Putin is justifying his brutal unprovoked attack on the people of Ukraine by appealing to history. In his case it looks like he wants to be remembered as the creator of a new Russian Empire. The sort of history that has usually been written since the invention of writing concentrates on rulers and nations, and rulers that conquer territory get the most attention. William the Duke of Normandy steals the English crown by force, and gets named William the Conqueror instead of William the Thief. Julius Caeser uses force to steal Gaul and history says he was a great conqueror. Putin thinks if he conquers Ukraine, and maybe later the Baltic states or Georgia, history will consider him a great imperial ruler who made Russia a great empire again.

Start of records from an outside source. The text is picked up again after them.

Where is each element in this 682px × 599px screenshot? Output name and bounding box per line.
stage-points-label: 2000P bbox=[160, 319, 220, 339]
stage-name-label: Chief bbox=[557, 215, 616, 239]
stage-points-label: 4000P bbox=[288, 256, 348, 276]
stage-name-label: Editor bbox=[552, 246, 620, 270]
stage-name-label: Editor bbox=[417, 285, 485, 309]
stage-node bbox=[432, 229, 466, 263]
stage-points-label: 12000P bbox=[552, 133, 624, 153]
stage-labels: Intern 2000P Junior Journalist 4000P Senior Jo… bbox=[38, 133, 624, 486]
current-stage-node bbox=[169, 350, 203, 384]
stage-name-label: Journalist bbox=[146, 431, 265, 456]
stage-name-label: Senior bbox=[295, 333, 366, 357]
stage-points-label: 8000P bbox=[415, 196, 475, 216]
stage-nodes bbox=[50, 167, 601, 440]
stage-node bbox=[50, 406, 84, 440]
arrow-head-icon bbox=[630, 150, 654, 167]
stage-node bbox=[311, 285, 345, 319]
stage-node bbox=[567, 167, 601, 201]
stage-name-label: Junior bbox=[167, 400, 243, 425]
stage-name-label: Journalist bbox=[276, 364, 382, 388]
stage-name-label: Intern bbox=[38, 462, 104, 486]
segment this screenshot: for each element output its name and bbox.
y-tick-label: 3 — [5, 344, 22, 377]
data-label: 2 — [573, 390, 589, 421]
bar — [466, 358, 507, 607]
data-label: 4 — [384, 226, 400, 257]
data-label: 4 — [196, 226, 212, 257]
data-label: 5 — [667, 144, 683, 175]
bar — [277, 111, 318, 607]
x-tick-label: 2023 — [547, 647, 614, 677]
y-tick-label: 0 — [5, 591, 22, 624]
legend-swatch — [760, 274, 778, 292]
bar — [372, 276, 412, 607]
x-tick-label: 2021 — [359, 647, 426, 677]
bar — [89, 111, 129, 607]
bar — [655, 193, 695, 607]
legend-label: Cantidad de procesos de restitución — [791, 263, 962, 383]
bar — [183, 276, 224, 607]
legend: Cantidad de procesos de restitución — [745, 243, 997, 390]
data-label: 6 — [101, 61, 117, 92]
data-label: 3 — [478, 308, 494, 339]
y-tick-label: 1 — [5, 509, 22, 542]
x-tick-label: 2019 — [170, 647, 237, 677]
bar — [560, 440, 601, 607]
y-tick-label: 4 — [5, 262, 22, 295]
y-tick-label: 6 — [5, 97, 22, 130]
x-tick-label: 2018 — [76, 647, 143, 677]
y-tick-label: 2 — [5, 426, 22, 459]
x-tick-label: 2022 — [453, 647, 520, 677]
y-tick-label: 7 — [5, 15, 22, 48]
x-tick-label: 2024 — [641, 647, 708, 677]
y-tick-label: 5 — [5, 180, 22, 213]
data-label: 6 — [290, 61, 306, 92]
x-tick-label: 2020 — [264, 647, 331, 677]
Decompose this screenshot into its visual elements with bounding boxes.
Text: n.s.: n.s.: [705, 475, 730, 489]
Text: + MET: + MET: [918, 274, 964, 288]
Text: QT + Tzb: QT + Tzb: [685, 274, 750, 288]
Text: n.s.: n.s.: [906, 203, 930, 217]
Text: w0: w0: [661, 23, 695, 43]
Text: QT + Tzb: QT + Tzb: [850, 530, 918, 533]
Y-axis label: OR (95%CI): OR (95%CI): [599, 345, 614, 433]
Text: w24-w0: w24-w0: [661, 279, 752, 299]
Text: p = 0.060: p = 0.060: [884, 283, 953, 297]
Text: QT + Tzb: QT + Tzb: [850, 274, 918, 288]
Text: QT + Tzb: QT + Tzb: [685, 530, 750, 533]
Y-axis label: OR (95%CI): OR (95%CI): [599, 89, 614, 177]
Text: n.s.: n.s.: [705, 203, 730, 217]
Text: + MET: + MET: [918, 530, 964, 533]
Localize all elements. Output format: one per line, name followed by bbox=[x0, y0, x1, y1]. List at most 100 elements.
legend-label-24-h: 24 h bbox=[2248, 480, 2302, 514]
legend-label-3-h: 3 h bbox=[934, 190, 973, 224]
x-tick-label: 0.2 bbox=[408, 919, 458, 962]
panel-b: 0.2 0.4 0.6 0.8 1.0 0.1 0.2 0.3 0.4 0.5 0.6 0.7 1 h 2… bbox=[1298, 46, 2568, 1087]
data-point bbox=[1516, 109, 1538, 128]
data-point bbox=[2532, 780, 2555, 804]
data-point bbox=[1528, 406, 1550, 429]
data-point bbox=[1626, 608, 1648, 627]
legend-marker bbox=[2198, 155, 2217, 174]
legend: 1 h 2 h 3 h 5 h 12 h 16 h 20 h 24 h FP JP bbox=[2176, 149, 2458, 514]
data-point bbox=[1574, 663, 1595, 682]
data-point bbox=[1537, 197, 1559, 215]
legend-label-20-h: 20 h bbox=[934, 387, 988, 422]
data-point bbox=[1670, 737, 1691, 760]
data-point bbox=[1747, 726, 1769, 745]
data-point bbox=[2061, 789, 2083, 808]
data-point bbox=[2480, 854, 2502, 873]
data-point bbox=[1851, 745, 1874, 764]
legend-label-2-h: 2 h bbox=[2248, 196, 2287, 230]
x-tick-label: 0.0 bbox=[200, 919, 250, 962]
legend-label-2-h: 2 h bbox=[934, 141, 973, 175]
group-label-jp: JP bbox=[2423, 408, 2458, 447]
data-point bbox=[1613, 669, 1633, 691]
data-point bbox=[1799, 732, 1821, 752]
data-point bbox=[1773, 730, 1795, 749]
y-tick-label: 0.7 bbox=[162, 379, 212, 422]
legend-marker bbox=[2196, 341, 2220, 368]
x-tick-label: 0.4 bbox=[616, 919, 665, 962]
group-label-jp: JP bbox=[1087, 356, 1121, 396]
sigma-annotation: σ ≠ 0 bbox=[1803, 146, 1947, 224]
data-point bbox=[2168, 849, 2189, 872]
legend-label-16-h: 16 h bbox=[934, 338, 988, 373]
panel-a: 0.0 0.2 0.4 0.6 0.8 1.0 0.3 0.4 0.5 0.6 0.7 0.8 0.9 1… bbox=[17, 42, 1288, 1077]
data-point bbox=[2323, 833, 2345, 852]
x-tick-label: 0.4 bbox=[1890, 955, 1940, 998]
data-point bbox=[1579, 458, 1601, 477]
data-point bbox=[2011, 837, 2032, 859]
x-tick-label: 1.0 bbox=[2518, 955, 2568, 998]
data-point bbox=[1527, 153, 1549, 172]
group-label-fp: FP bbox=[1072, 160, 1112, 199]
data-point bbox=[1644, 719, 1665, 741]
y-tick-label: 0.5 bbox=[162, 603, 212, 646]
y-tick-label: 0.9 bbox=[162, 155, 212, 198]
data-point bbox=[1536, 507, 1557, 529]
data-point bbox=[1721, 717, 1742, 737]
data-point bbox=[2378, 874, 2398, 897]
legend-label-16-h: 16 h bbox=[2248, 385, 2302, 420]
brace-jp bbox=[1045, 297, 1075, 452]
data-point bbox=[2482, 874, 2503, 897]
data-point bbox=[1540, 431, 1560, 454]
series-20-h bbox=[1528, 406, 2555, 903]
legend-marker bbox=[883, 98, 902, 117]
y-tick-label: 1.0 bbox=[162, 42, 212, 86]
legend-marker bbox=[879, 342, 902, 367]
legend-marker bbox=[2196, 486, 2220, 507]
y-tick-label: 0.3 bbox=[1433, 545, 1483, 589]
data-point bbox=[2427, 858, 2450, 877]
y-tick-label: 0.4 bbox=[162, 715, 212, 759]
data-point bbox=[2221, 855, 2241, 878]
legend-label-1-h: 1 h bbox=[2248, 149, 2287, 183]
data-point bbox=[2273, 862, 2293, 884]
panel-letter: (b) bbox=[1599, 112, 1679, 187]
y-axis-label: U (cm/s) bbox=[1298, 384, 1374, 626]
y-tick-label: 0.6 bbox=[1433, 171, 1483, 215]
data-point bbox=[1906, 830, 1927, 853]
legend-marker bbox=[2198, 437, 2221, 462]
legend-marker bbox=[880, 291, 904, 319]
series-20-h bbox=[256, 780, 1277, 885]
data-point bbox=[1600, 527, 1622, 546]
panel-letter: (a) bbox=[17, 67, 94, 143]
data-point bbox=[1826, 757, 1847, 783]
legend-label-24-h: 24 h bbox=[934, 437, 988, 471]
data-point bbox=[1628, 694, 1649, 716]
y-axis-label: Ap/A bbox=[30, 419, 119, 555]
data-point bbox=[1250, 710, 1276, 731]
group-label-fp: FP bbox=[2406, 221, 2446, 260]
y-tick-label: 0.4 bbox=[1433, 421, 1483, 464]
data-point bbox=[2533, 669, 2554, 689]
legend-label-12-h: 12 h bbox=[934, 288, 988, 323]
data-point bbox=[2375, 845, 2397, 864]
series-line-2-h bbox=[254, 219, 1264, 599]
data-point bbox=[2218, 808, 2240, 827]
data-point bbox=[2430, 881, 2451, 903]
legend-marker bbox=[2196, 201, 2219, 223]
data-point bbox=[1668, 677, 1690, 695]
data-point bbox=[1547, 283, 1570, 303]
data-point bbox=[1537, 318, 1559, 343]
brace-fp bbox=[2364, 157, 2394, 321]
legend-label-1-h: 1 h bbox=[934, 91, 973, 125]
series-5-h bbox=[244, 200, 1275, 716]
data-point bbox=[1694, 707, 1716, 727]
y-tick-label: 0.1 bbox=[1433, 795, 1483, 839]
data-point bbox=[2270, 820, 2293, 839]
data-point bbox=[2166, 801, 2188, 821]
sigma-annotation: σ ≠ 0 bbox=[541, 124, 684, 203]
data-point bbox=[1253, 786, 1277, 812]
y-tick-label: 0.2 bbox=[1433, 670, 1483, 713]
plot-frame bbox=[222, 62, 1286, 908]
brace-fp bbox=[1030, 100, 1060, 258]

Conventional history has always concentrated on those at the top, partly because they are much better documented. But there are some who try to figure out how the average person was living and what changes happened to their lives. The best history is the history that examines what happened to all the people, not just the rulers. Sometimes it might have not made much difference to the lives of most people when the ruler changed. Did the average English peasant in 1066 see much difference between Harold and William? Sometimes it made a big difference, as the lands the Spanish conquered in the Western Hemisphere had their religion and whole way of life disrupted and changed. In other places it was even worse, as mass migration drove out the original inhabitants. This is what happened in most of North America. In the short period of 5000 years that we have written history for, such conquests, migrations, ethnic cleansings, wars, exploitations, and oppressions fill the pages of history for the whole world.
Putin’s actions are catastrophic to the people of Ukraine. But for the people of Russia Putin’s rule has always been bad and getting worse. Freedom removed, any independent civil society slowly squeezed out, an economy that is dependent on fossil fuel exports that leaves the average Russian behind. Maybe for a while many Russians were ok with this after the chaos that followed the fall of the Soviet regime. But now, Putin’s ego driven military adventures have exposed the problem with autocratic power. Any ruler who has such unchallenged power for that long of a time begins to believe he can do anything he wants. This leaves the average Russian much worse off. Is an expensive and temporary imperial ego boost worth the heavy costs?
Our country has not been immune from the lure of imperial power. Such impulses have had costs and never made life any better for Americans. In the first half of the 20th century, Germany and Japan both were seduced by imperial dreams, or at least by leaders who had such dreams. The result was disaster for both countries. Ironically, both Germany and Japan both achieved great economic prosperity after World War II, with military power and conquest playing no role. Maybe that should be the lesson for the world. Empire is not worth it for anybody, except maybe for the some would be conqueror’s ego. Such a person should be excluded from political power by any sane society.